Jordan: The Comeback, mais que um álbum podia ser três ou quatro, ou melhor ainda, é um espetáculo musical sem palco.
Uma das grandes vantagens, e dificuldades, de escrever para o Altamont é poder escrever sobre alguns dos nossos discos favoritos, daqueles que nos acompanham em várias alturas da vida e soam sempre reconfortantes. Dificuldade porque fazer esta homenagem com sentido crítico a objetos de estimação, a peças sonoras que nos acompanham pela vida, a obras primas musicais, com textos que possam estar a esse nível, é uma grande responsabilidade. Por isso vou escrever simplesmente uma carta de amor a Jordan: The Comeback.
Disco de 1990, com umas estonteantes 19 faixas, liderado na voz e composição por Paddy McAloon e produzido por Thomas Dolby, que tinha trabalhado com a banda anteriormente em Steve McQueen. A produção de Dolby, também ele músico, dá um extra aos Prefab Sprout e cria uma atmosfera brilhante, em que as 19 canções soam diferentes mas com um fio condutor. Através das letras de McAloon, os coros etéreos de Wendy Smith e os ambientes sonoros, cada canção soa única mas diferente. Porque Paddy McAloon é um letrista brilhante e um grande criador de belas canções pop sofisticadas e inteligentes, com profundidade e complexidade líricas e com uma coisa que eu adoro, que é saber contar histórias nos poucos minutos que tem uma canção.

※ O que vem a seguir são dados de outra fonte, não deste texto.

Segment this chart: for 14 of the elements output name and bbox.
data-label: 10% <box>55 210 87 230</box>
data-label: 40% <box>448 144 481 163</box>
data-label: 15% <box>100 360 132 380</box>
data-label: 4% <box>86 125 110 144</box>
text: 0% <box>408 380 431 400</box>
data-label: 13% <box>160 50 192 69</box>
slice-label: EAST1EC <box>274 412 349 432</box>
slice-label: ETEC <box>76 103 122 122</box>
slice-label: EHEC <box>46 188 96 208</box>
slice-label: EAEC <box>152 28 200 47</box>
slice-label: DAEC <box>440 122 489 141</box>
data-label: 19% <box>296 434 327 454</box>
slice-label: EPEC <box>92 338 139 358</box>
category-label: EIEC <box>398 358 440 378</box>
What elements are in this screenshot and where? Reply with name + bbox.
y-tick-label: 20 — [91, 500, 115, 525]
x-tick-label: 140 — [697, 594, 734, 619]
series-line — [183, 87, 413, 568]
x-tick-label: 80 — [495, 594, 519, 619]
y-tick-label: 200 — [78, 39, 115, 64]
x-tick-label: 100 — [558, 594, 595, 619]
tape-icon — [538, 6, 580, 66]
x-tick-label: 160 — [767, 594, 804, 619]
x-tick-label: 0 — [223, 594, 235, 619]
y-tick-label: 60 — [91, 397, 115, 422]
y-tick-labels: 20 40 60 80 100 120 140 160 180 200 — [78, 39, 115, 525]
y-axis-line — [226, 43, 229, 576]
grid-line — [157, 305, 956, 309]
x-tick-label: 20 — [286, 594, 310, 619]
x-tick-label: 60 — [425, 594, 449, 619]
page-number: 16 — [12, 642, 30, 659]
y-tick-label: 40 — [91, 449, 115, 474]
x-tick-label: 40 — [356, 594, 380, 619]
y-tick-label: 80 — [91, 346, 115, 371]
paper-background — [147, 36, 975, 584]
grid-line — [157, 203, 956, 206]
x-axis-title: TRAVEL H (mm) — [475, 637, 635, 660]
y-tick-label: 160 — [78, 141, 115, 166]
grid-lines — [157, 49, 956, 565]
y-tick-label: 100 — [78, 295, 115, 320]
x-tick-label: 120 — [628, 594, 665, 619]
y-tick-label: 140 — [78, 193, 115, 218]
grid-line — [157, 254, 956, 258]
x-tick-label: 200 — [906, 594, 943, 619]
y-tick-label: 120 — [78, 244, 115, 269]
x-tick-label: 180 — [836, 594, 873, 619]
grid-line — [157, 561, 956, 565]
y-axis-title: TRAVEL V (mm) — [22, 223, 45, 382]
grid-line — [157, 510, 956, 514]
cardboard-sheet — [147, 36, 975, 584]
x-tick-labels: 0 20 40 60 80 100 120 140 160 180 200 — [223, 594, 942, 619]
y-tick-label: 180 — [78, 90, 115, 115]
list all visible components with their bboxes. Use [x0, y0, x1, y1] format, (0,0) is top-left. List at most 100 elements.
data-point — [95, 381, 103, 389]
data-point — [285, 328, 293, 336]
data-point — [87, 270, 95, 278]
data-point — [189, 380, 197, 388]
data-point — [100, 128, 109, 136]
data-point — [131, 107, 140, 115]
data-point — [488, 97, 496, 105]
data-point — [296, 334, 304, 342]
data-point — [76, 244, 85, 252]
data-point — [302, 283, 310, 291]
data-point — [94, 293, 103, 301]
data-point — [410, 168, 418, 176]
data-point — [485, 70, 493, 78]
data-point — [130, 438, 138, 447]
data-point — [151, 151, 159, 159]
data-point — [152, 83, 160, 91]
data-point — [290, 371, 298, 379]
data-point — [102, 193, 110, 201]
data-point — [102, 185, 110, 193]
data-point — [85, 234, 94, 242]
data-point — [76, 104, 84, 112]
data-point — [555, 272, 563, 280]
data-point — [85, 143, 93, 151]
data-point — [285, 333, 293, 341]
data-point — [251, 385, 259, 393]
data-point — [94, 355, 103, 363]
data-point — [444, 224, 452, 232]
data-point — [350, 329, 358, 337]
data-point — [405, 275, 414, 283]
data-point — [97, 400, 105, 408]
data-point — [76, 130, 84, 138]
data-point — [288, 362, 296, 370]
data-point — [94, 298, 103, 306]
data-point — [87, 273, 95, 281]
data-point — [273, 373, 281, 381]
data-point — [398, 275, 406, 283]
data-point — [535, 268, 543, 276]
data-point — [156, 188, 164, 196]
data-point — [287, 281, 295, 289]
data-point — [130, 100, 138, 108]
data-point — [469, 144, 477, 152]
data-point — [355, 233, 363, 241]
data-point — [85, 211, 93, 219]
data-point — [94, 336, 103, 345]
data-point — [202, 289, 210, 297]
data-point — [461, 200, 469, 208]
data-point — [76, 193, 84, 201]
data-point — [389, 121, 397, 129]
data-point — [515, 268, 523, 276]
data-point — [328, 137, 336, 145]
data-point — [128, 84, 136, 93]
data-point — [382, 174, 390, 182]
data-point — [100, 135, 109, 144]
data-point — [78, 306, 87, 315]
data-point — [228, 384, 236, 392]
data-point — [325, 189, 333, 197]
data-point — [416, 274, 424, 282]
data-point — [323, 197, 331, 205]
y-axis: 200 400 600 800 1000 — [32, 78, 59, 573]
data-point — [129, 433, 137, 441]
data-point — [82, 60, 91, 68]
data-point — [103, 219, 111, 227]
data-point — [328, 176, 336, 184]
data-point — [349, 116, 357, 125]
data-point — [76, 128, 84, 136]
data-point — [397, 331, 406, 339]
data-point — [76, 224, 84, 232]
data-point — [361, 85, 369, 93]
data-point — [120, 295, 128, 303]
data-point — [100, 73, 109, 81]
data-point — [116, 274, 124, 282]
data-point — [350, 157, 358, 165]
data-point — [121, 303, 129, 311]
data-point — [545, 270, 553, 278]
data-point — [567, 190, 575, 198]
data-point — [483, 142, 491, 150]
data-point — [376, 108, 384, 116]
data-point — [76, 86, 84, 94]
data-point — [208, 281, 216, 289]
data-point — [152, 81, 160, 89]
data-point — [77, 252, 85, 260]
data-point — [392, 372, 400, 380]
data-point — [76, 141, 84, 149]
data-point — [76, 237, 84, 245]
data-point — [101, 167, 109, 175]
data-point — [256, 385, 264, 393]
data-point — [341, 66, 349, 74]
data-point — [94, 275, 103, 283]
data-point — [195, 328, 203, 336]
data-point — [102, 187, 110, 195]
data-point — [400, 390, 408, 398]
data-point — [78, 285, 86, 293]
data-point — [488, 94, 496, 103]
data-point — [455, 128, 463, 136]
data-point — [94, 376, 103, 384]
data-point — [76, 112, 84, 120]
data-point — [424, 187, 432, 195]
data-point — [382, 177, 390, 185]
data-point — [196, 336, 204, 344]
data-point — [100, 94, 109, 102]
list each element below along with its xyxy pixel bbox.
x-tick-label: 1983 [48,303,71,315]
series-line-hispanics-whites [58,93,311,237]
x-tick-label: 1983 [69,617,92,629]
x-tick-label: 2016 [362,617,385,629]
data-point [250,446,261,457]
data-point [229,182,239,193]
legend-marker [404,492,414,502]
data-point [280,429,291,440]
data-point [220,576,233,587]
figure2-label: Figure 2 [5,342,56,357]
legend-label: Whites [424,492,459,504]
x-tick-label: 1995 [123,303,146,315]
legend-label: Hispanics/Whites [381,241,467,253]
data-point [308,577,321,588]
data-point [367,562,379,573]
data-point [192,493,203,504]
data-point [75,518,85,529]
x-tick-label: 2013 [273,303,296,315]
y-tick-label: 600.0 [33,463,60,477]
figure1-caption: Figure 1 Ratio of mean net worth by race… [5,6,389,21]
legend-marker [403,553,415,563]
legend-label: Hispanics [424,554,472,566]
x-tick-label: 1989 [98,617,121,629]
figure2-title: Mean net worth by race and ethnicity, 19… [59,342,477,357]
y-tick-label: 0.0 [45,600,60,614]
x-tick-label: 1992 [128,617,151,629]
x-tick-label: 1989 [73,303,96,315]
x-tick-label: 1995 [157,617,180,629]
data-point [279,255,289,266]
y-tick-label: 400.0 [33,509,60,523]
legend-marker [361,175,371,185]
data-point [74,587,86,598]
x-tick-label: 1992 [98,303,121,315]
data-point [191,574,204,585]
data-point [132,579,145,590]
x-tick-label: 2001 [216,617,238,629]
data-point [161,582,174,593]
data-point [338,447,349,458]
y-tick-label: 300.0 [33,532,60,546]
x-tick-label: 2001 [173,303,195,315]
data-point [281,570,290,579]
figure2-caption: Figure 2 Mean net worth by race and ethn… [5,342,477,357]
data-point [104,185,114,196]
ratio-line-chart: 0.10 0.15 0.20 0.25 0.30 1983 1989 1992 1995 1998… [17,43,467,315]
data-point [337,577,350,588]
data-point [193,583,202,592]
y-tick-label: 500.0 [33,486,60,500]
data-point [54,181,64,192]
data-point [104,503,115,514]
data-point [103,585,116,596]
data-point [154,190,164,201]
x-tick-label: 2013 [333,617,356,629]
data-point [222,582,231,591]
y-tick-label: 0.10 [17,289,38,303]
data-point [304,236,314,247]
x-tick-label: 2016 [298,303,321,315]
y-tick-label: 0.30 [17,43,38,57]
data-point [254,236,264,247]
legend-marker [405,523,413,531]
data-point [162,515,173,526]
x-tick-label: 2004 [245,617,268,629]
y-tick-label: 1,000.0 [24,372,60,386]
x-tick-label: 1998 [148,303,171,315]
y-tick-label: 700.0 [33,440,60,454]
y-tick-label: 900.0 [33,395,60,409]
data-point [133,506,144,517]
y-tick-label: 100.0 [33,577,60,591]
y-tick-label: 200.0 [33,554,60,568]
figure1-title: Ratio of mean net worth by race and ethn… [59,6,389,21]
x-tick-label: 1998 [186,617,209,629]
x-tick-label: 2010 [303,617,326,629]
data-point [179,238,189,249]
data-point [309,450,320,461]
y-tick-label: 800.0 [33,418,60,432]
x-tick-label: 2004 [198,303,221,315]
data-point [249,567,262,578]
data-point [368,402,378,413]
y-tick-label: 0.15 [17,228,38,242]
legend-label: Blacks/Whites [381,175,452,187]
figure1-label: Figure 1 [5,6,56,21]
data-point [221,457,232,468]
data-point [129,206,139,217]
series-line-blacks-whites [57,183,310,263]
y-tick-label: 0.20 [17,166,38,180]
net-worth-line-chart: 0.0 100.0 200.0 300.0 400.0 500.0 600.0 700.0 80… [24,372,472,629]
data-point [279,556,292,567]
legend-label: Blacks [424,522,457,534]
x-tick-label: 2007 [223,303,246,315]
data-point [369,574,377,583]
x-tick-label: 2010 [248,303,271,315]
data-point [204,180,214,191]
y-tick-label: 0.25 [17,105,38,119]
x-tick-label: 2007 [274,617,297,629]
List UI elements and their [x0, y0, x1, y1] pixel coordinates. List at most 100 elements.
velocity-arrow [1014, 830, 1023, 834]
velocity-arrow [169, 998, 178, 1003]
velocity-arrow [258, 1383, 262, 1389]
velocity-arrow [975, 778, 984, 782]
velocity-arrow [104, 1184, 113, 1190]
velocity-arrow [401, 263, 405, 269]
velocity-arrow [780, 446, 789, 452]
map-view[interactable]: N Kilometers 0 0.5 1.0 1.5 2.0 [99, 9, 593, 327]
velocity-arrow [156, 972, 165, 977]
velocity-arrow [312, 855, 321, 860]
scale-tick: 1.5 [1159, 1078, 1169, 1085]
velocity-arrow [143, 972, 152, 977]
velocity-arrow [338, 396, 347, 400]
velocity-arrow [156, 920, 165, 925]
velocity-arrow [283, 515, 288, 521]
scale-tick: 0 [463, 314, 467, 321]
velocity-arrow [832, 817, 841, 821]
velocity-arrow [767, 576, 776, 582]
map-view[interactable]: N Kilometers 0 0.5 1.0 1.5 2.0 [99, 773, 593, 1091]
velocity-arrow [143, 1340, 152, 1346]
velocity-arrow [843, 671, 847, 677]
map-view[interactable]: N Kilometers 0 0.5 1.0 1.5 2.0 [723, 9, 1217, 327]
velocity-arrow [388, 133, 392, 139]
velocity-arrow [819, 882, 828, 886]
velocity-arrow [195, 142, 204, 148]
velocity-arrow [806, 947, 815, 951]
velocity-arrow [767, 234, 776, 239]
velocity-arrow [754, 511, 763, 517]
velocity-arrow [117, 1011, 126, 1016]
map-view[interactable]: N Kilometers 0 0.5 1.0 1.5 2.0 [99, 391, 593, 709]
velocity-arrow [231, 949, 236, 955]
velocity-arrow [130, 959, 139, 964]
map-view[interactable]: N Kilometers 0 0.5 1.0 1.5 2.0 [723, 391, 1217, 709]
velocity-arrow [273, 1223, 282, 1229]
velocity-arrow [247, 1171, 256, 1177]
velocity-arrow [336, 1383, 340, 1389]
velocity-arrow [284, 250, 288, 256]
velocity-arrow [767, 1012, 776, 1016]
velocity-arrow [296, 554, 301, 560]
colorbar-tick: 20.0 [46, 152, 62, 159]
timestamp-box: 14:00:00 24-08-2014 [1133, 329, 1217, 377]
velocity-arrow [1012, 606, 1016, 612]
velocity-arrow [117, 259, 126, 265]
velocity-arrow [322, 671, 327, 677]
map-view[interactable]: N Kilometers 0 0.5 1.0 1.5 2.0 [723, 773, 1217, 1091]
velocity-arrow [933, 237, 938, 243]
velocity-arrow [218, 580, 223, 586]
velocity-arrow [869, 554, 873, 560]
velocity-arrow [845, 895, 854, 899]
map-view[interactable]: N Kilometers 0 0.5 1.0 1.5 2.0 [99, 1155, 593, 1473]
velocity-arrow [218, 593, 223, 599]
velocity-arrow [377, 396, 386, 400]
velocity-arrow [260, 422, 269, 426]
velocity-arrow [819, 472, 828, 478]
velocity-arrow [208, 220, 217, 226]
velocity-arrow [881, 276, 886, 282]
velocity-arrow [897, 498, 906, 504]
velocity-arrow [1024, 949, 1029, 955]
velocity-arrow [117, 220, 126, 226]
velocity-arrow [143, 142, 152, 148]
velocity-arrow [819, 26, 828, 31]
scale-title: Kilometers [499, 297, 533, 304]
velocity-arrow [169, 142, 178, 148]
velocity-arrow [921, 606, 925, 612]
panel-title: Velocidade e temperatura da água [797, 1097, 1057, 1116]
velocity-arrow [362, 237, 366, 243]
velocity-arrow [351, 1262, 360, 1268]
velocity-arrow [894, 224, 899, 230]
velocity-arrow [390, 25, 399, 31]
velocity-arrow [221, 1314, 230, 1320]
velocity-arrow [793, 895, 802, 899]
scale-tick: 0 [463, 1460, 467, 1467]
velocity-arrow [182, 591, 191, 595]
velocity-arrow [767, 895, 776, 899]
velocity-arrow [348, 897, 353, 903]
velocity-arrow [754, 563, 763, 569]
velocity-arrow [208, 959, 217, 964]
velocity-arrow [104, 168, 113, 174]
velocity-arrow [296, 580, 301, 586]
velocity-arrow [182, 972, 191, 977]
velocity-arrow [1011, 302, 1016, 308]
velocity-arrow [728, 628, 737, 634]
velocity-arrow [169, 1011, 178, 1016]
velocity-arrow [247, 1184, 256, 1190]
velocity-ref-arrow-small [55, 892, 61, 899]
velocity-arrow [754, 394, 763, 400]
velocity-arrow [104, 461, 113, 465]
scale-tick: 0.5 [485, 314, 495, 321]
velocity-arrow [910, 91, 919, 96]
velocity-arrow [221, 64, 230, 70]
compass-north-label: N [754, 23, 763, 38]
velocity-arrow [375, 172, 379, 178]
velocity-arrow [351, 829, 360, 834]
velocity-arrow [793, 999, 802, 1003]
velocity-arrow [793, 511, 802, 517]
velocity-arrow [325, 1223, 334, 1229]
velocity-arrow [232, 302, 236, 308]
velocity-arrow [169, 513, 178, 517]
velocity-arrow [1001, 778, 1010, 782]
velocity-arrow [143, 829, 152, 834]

Vale a pena meter em contexto onde surge este disco na carreira dos Prefab Sprout. Depois do grande sucesso de Steve McQueen em 84, a tentativa de capitalizar com From Langley Park to Memphis (de onde saiu o seu single mais conhecido) e o mais ignorado Protest Songs, em 1990 Jordan; the Comeback apareceu com os rumores que era um álbum conceptual. E é, mas não no sentido mais tradicional do termo. Jordan: The Comeback assume-se sem problemas como um álbum pop e os temas são distintos em cada canção, com pouco em comum para fio condutor. Ou será que não? Vamos olhar para ele canção a canção.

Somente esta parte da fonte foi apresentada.